Experiment examines why scientific consensus fails to create public consensus
Scientific evidence has little sway over one’s cultural biases, according to a recent survey conducted by the Cultural Cognition Project at Yale Law School and the Center for Applied Social Research at the University of Oklahoma. In the study of 1,500 Americans, the researchers found that individuals were likely to discredit experts on subjects such as climate change and the dangers of nuclear power when the experts’ opinions disagreed with theirs.
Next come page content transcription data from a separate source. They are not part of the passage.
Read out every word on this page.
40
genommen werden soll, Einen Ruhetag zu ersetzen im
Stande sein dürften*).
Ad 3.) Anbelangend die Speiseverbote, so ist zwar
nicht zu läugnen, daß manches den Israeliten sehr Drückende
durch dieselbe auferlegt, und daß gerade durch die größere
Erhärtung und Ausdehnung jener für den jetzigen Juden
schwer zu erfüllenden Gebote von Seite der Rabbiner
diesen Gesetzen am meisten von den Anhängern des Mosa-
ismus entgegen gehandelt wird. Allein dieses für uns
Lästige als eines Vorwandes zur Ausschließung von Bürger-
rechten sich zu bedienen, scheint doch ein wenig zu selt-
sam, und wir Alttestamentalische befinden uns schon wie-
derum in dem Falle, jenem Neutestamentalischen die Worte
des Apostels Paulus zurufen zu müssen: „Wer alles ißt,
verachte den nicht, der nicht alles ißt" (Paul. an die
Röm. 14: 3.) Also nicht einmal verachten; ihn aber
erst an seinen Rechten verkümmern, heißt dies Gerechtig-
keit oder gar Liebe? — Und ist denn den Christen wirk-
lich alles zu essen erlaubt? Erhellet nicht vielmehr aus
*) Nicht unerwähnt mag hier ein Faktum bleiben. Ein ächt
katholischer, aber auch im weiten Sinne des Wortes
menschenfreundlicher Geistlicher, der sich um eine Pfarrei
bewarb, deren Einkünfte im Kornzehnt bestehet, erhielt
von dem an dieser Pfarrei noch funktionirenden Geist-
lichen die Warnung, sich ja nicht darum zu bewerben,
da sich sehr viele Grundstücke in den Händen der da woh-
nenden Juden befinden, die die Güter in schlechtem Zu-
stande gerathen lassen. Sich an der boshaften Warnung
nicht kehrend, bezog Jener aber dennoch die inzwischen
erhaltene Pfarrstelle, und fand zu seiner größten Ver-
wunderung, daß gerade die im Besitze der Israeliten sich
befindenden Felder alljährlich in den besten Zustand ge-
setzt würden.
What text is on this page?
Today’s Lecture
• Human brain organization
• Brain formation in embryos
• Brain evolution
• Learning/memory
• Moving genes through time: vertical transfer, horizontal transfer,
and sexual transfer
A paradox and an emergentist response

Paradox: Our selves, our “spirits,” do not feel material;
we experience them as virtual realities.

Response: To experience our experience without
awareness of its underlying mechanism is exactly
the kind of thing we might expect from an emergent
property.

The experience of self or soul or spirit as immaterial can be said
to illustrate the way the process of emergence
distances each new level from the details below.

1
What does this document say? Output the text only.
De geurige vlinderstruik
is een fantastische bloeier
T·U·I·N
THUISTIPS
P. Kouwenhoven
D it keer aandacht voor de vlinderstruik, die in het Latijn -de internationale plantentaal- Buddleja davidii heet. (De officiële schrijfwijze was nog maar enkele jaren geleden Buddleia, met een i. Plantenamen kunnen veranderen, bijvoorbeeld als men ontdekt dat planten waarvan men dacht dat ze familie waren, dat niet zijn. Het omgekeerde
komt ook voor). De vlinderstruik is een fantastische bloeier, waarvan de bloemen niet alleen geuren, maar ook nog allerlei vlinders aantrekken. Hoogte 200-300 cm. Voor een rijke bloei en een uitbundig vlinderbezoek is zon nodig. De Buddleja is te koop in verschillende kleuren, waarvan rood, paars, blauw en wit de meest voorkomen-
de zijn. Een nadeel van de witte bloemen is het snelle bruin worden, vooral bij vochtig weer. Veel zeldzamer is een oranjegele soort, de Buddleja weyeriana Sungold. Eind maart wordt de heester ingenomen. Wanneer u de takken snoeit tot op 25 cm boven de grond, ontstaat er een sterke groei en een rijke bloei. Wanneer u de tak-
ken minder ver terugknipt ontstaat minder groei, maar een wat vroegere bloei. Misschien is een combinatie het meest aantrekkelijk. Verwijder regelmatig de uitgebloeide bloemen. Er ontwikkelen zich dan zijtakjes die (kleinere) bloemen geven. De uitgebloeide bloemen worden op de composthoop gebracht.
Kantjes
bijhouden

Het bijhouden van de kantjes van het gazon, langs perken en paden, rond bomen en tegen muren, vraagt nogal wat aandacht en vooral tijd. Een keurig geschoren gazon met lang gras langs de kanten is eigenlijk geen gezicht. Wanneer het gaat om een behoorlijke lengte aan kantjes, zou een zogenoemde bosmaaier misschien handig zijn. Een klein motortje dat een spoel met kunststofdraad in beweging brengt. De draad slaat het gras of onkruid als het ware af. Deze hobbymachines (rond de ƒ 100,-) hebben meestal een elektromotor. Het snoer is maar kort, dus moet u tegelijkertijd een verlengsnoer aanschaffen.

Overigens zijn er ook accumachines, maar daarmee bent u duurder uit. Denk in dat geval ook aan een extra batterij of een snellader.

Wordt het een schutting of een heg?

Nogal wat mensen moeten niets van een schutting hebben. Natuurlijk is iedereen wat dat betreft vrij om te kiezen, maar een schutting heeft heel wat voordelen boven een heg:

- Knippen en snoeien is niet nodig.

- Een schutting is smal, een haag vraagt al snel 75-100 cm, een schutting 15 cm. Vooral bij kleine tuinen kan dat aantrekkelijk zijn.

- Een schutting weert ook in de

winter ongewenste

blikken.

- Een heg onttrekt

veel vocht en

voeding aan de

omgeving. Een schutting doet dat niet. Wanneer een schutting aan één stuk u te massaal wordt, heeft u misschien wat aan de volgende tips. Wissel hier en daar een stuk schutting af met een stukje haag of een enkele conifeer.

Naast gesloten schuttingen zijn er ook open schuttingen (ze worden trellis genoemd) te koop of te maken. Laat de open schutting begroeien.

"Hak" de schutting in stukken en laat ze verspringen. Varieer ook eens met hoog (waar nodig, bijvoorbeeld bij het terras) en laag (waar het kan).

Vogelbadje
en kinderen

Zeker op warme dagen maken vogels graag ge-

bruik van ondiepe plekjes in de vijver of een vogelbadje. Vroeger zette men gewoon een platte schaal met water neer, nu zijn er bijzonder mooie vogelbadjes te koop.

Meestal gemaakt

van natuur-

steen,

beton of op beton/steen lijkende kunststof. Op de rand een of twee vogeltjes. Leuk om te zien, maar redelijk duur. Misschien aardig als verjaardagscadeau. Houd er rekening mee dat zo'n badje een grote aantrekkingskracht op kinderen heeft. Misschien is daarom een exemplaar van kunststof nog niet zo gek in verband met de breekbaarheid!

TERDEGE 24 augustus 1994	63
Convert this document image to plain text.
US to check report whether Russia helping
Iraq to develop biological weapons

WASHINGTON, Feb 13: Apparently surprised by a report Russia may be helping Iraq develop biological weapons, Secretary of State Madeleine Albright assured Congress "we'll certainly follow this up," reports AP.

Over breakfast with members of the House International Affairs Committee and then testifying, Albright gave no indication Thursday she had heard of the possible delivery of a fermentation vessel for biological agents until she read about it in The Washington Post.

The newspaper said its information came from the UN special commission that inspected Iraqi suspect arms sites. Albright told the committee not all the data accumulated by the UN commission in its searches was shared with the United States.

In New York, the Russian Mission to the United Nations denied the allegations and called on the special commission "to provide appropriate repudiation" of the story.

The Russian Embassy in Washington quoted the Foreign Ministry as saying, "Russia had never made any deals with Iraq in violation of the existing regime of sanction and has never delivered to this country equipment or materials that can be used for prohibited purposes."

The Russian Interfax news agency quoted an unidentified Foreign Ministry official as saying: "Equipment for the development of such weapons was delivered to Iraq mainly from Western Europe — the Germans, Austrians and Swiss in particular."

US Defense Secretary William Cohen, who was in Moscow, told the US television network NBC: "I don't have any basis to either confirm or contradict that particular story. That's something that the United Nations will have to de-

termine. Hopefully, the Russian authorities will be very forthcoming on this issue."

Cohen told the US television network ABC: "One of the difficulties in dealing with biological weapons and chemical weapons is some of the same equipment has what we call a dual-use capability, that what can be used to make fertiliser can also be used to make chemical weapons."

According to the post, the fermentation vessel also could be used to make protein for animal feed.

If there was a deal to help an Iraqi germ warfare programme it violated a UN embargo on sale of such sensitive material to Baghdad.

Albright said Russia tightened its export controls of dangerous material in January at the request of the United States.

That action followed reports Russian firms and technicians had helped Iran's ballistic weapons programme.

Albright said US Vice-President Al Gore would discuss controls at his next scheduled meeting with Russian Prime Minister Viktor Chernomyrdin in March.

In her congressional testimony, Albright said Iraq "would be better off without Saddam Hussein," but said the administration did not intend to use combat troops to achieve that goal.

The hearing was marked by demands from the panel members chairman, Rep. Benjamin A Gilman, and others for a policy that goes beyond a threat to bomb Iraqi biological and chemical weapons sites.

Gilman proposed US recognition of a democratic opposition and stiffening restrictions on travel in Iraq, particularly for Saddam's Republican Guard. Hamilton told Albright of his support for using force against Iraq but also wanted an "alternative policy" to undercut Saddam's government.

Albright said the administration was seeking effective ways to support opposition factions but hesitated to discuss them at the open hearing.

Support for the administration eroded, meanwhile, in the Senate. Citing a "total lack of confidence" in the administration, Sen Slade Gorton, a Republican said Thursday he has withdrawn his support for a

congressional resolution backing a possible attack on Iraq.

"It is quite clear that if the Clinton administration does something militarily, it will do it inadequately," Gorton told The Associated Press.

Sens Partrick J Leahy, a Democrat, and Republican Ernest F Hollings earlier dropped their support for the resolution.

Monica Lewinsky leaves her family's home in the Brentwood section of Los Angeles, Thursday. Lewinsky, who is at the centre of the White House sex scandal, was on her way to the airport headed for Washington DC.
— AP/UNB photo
Professor elected fellow of Biomedical Engineering Society
Biomedical engineering and chemical & environmental engineering professor W. Mark Saltzman was elected as a fellow of the Biomedical Engineering Society (BMES), the leading professional society for biomedical engineers. Saltzman, who research focuses on tissue engineering and on creating better methods for drug delivery, will be formally inducted Oct. 7 in at the society’s annual convention in Austin, Texas.
Glaciers may encourage mountain growth, study finds
According to a study published in the Sept. 16 issue of Nature, some glaciers in the southern Andes may shield peaks in the 25 million-year-old mountain range from erosion. Previously, scientists thought that glaciers ubiquitously eroded mountains to form valleys.
Yale physicists use lasers to cool molecules
A team led by researcher David DeMille has cooled molecules to temperatures near absolute zero, which may eventually lead to the use of individual molecules to code for bits of information in quantum computing, according to a study published online in the journal Nature. While scientists have used lasers to cool individual atoms, this is the first time that scientists have cooled complex molecules.
Frightened animals opt for sugary foods
Grasshoppers living in fear of being eaten by spiders tend to eat more sugary foods to boost their metabolisms, according to research done by Dror Hawlena, a postdoctoral associate at the Yale School of Forestry & Environmental Studies. But when these grasshoppers die, their bodies make far poorer fertilizer than less fearful grasshoppers because their bodies are made up of far more carbon — the building blocks of sugars — than nitrogen, which is needed to enrich soil.
University mathematician awarded prize
Computer science and mathematics professor Vladimir Rokhlin was awarded the Maxwell Prize by the International Council for Industrial and Applied Mathematics for his work on the fast multipole method, an algorithm that speeds up calculations of the gravitational motion of objects in space. The fast multipole method algorithm has also been used for radar and molecular dynamics in chemistry. The prize carries an award of $1,000.